Ele estalou os lábios na testa de Jane depois que ela lhe respondeu.

– Valeu. – Ele olhou para mim. – Essa é sua nova amiga? Quem é?

– Enny Scott. – Estendi minha mão e apertei a dele levemente.

O cara não falou nada, ficou me fitando de modo estranho – um olhar anomalamente estático. Acho que não consegui esconder a expressão de estranhamento. 

Isso é meu irmão, João Pedro ou JP. Ele é meio tapado.

– Enny? Já ouvi falar muito de você. Quase nunca bem.

– Enny vai passar um tempo conosco. – Jane se adiantou. – Tia Lúcia está pintando o apartamento e Enny tem alergia ao cheiro de tinta.

– Então, já que você vai passar um tempo conosco, aprenda as regras.

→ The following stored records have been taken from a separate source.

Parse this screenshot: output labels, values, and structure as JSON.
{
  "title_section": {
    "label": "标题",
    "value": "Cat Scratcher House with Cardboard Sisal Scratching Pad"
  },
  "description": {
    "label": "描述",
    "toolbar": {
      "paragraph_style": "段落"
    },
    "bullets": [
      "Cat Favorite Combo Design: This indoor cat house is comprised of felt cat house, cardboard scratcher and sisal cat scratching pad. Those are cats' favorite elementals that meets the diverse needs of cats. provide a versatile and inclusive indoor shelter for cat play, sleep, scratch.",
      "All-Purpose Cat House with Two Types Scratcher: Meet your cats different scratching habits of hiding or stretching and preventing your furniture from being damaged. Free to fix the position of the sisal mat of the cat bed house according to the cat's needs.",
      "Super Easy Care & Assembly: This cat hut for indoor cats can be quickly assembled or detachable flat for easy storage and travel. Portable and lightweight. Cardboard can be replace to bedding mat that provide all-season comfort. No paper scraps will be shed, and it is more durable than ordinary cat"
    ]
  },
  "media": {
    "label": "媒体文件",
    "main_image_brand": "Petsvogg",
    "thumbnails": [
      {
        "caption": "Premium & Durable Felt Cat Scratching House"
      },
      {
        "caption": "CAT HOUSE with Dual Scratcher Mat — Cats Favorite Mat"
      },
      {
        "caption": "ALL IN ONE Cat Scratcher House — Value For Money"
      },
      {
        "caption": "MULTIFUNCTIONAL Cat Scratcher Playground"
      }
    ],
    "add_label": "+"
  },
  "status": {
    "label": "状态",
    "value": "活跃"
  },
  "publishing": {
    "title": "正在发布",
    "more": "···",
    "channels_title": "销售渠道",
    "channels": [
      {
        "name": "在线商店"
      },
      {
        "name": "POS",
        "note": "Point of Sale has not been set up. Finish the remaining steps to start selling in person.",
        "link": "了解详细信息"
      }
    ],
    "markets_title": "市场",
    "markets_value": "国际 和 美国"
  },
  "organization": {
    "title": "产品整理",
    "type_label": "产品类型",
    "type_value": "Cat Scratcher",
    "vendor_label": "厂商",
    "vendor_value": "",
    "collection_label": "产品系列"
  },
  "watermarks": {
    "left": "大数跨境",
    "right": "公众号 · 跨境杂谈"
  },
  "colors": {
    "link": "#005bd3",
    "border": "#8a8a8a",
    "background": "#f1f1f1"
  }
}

Primeiro: jamais entre no meu quarto. Segundo: não se meta comigo. Se Jane é doida, eu sou muito pior.

João Pedro gargalhou macabramente e entrou no corredor dos quartos. Olhei para Jane, descrente. Ela riu, constrangida. Aquele garoto podia ser uma cópia dela fisicamente, mas era engraçado - de uma forma extremamente assustadora. Além disso, havia algo nele que não me parecia certo. Nathan não precisava me alertar para não ficar perto dele. Era definitivamente uma pessoa que eu queria distância.

– Ele é meio excêntrico, não é? – Foi a forma mais gentil para dizer que o achara bizarro.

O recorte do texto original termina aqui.